With temperatures falling and daylight dimming, hummingbirds are packing on the calories to build energy reserves for the journey south.
Reports of hummingbirds in Canada and the northern U.S. are dropping, but some females and juveniles remain. Individuals sticking it out in or passing through northern climates are eating voraciously to gain calories and trying to cope with colder temperatures. Only a few nectaring flowers remain. Keep your feeder up for the stragglers. Don’t be concerned: Your feeder will not cause hummingbirds to stay longer than they should.
Sheryl in Loon Lake, WA: “Had a young Black Chinned Hummingbird at one of my feeders. In 21 years this is the latest I’ve ever seen one here.” (09/27/2021)
Laura in Welland, ON: “I’ve had at least two for the past week, fighting and playing all around the cardinal vine.” (09/29/2021)

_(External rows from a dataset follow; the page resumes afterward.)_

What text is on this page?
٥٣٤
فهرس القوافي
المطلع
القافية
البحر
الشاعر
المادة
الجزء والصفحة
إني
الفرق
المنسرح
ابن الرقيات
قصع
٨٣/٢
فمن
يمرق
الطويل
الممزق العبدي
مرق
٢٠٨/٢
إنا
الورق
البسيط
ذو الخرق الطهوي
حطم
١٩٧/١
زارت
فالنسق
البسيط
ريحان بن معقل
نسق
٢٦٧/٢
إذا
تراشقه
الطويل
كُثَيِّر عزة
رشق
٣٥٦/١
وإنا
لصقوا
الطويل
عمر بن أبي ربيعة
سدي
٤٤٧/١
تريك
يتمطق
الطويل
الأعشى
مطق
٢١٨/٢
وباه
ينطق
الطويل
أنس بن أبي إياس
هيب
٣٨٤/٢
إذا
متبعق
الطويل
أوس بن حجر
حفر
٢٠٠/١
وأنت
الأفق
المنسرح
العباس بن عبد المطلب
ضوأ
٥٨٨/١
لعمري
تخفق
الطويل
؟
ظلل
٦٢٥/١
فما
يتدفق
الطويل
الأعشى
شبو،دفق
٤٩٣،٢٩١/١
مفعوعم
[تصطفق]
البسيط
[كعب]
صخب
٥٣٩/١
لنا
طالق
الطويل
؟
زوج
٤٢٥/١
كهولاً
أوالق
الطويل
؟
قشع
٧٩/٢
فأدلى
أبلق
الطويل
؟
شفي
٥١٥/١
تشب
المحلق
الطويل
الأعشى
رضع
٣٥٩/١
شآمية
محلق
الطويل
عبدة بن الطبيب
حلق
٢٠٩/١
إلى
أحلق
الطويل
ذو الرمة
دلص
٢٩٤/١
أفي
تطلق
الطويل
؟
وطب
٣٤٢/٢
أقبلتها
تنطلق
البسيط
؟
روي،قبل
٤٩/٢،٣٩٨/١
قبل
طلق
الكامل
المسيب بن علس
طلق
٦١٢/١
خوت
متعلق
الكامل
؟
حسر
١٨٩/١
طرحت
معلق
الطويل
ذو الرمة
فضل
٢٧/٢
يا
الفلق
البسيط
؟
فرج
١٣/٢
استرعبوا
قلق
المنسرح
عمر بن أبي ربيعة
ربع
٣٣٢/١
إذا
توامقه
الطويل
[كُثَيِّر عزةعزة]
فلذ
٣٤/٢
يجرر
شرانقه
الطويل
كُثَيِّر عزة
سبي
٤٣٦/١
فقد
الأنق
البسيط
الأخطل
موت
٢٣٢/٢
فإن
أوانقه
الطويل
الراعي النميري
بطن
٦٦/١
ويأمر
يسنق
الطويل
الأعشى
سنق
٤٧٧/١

Bernice in Slocum Twp, PA: “Yesterday I observed 3 hummingbirds for the most part of the day. By the end of the day I only noticed one. The remaining 1 that was here until last light feeding from the sugar water right before dark so I figured I’d be seeing him the next day. Sure enough, today he was taking long drinks at the feeders and sampling all the flowers and figured it was just a matter of time he would be leaving. Yes, he did leave today, estimated time of departure was between 9:30 A.M.-10:00 A.M. I’ll be keeping at least 2 fresh feeders out until mid-late November, because you never know. Just may be some late Hummingbirds passing through!” (10/03/2021)
Greater Numbers Farther South
From New Mexico to Tennessee, migratory activity remains steady throughout more southerly locations in the U.S. And some Journey North citizen scientists are reporting a surge in sightings.

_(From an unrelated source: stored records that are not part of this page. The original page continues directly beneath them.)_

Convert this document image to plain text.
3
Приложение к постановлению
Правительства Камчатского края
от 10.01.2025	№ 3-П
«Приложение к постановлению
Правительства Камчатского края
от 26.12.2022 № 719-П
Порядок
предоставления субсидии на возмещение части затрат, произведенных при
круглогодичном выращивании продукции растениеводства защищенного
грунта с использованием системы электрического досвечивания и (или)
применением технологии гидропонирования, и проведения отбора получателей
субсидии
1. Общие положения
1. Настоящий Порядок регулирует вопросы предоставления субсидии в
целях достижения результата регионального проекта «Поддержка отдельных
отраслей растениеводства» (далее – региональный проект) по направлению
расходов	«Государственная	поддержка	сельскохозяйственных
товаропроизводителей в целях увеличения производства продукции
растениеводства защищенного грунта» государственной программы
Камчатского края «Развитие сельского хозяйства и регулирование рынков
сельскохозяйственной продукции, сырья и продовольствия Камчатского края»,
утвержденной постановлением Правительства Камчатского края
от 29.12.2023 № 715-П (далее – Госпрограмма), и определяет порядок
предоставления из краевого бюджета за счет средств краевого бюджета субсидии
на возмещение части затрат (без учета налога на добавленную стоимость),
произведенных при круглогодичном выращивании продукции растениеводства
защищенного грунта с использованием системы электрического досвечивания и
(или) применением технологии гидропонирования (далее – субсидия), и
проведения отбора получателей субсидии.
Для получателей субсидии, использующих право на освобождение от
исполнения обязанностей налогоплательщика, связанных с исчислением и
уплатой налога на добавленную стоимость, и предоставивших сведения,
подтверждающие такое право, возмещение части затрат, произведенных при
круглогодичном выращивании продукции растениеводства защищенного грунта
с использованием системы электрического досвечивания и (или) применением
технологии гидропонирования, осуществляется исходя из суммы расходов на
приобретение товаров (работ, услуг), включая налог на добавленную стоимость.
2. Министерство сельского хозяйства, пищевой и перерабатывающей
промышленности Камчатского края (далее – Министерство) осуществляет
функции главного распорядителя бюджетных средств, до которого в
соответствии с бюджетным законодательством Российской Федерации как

Lyn in Dewey, OK: “Still 2 or 3 nectaring on flowers and at feeders 10-01-2021. Washington County, OK.” (10/01/2021)
Erma in Texarkana, TX: “Today has been the greatest day of Hummer sightings I have ever had. I saw my first one at 6:55 this morning and within minutes another one joined it at the feeder. All day there have been one, two, three and even four Hummers at the feeder or sparing to get to it. 12 hours of seeing them! There were only a few short times when I didn’t see one and then they came back in droves. What a day!” (10/01/2021)
Chris in Knoxville, TN: “The bird facing camera has a distinct beak, and has been around for about 2-3 weeks. Still good activity, regular feeder visits and birds chasing each other around.” (10/02/2021)
Leslie in Edgewood, NM: “One juvenile Broad-tail and one juvenile Black-chin gobbling up sugar water at the feeders at 6:45pm, big long drinks! Eat up guys. They look to be in good weight for their journey…” (10/03/2021)
Celebrate World Migratory Bird Day: “Sing, Fly, Soar – Like a Bird!”
World Migratory Bird Day is this Saturday, October 9. We are proud to join with our Journey North community and many others who believe strongly that migratory birds connect us with their unique songs and flights, and remind us of the importance of working together, across borders, to protect them. The theme of this year’s celebration is “Sing, Fly, Soar – Like a Bird!” And one of the featured species is the Ruby-throated Hummingbird!
Join the global celebration by listening to – and watching birds – wherever you find yourself this weekend. And report hummingbird and other bird observations to Journey North.
Keep reporting until you see your last hummingbirds of the season. These reports from Linda in Highland, Maryland highlight how quickly things can change during migration:
“This past weekend we had a wave of hummers pass through. I believe there were 30 birds in the yard one day. This is unusual — we typically have the fall migration over a longer period of time. After the wave passed we have 6 birds left.” (09/27/2021)
“The last few days I have only seen 1 hummingbird.” (10/04/2021)
Thanks for all you do on behalf of hummingbird tracking!